OK, yellow on grey is very hard to read.

Why are you talking about multi-WAN when you said you didn't want it to be the default gateway??

Naughty

sorry for that …
i'm just asking ...for sake of knowing...
and let me explain my idea clearly

i made a virtual lab (pc connected normally to my gateway but only i need to configure in any browser 192.168.1.1 port 3128 as the below image )
so i can disable the HTTP & HTTPS Traffic from pfsense

i hope i did clarify everything

KOM

I understood what you meant and my suggestion would do what you were asking for: a standalone web filter.

Naughty

yes that what i need for pfsense to do….is that will be possible ?

KOM

I already answered that question.  It was my second reply to you.

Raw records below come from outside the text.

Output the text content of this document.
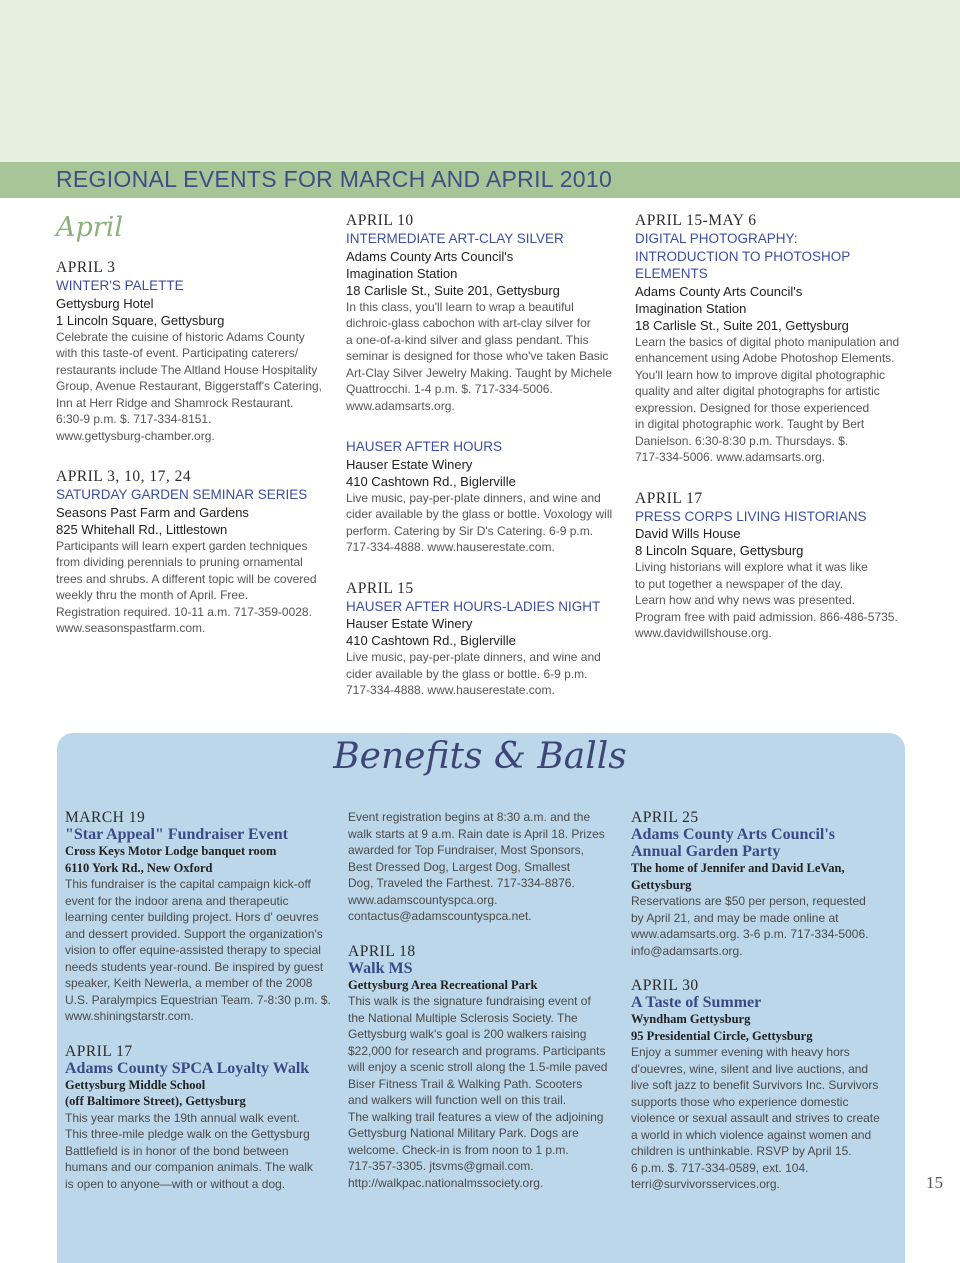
REGIONAL EVENTS FOR MARCH AND APRIL 2010
April
APRIL 3
WINTER'S PALETTE
Gettysburg Hotel
1 Lincoln Square, Gettysburg
Celebrate the cuisine of historic Adams County
with this taste-of event. Participating caterers/
restaurants include The Altland House Hospitality
Group, Avenue Restaurant, Biggerstaff's Catering,
Inn at Herr Ridge and Shamrock Restaurant.
6:30-9 p.m. $. 717-334-8151.
www.gettysburg-chamber.org.
APRIL 3, 10, 17, 24
SATURDAY GARDEN SEMINAR SERIES
Seasons Past Farm and Gardens
825 Whitehall Rd., Littlestown
Participants will learn expert garden techniques
from dividing perennials to pruning ornamental
trees and shrubs. A different topic will be covered
weekly thru the month of April. Free.
Registration required. 10-11 a.m. 717-359-0028.
www.seasonspastfarm.com.
APRIL 10
INTERMEDIATE ART-CLAY SILVER
Adams County Arts Council's
Imagination Station
18 Carlisle St., Suite 201, Gettysburg
In this class, you'll learn to wrap a beautiful
dichroic-glass cabochon with art-clay silver for
a one-of-a-kind silver and glass pendant. This
seminar is designed for those who've taken Basic
Art-Clay Silver Jewelry Making. Taught by Michele
Quattrocchi. 1-4 p.m. $. 717-334-5006.
www.adamsarts.org.
HAUSER AFTER HOURS
Hauser Estate Winery
410 Cashtown Rd., Biglerville
Live music, pay-per-plate dinners, and wine and
cider available by the glass or bottle. Voxology will
perform. Catering by Sir D's Catering. 6-9 p.m.
717-334-4888. www.hauserestate.com.
APRIL 15
HAUSER AFTER HOURS-LADIES NIGHT
Hauser Estate Winery
410 Cashtown Rd., Biglerville
Live music, pay-per-plate dinners, and wine and
cider available by the glass or bottle. 6-9 p.m.
717-334-4888. www.hauserestate.com.
APRIL 15-MAY 6
DIGITAL PHOTOGRAPHY:
INTRODUCTION TO PHOTOSHOP
ELEMENTS
Adams County Arts Council's
Imagination Station
18 Carlisle St., Suite 201, Gettysburg
Learn the basics of digital photo manipulation and
enhancement using Adobe Photoshop Elements.
You'll learn how to improve digital photographic
quality and alter digital photographs for artistic
expression. Designed for those experienced
in digital photographic work. Taught by Bert
Danielson. 6:30-8:30 p.m. Thursdays. $.
717-334-5006. www.adamsarts.org.
APRIL 17
PRESS CORPS LIVING HISTORIANS
David Wills House
8 Lincoln Square, Gettysburg
Living historians will explore what it was like
to put together a newspaper of the day.
Learn how and why news was presented.
Program free with paid admission. 866-486-5735.
www.davidwillshouse.org.
Benefits & Balls
MARCH 19
"Star Appeal" Fundraiser Event
Cross Keys Motor Lodge banquet room
6110 York Rd., New Oxford
This fundraiser is the capital campaign kick-off
event for the indoor arena and therapeutic
learning center building project. Hors d' oeuvres
and dessert provided. Support the organization's
vision to offer equine-assisted therapy to special
needs students year-round. Be inspired by guest
speaker, Keith Newerla, a member of the 2008
U.S. Paralympics Equestrian Team. 7-8:30 p.m. $.
www.shiningstarstr.com.
APRIL 17
Adams County SPCA Loyalty Walk
Gettysburg Middle School
(off Baltimore Street), Gettysburg
This year marks the 19th annual walk event.
This three-mile pledge walk on the Gettysburg
Battlefield is in honor of the bond between
humans and our companion animals. The walk
is open to anyone—with or without a dog.
Event registration begins at 8:30 a.m. and the
walk starts at 9 a.m. Rain date is April 18. Prizes
awarded for Top Fundraiser, Most Sponsors,
Best Dressed Dog, Largest Dog, Smallest
Dog, Traveled the Farthest. 717-334-8876.
www.adamscountyspca.org.
contactus@adamscountyspca.net.
APRIL 18
Walk MS
Gettysburg Area Recreational Park
This walk is the signature fundraising event of
the National Multiple Sclerosis Society. The
Gettysburg walk's goal is 200 walkers raising
$22,000 for research and programs. Participants
will enjoy a scenic stroll along the 1.5-mile paved
Biser Fitness Trail & Walking Path. Scooters
and walkers will function well on this trail.
The walking trail features a view of the adjoining
Gettysburg National Military Park. Dogs are
welcome. Check-in is from noon to 1 p.m.
717-357-3305. jtsvms@gmail.com.
http://walkpac.nationalmssociety.org.
APRIL 25
Adams County Arts Council's
Annual Garden Party
The home of Jennifer and David LeVan,
Gettysburg
Reservations are $50 per person, requested
by April 21, and may be made online at
www.adamsarts.org. 3-6 p.m. 717-334-5006.
info@adamsarts.org.
APRIL 30
A Taste of Summer
Wyndham Gettysburg
95 Presidential Circle, Gettysburg
Enjoy a summer evening with heavy hors
d'ouevres, wine, silent and live auctions, and
live soft jazz to benefit Survivors Inc. Survivors
supports those who experience domestic
violence or sexual assault and strives to create
a world in which violence against women and
children is unthinkable. RSVP by April 15.
6 p.m. $. 717-334-0589, ext. 104.
terri@survivorsservices.org.	15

https://forum.pfsense.org/index.php?topic=107950.msg601540#msg601540

Naughty

i have pfsense 2.2.6 but as mentioned below ….any luck by that ?
4-On your main firewall, block ports 80 and 443 ....do you mean the default rule on pfsense that applied on lan (anti-lockout rule) ?
5-Configure WPAD to allow clients to auto-discover the proxy....as i read from the article ...i don't know how can i Create wpad.dat.... in pfsense ?

KOM

4-On your main firewall, block ports 80 and 443 ….do you mean the default rule on pfsense that applied on lan (anti-lockout rule) ?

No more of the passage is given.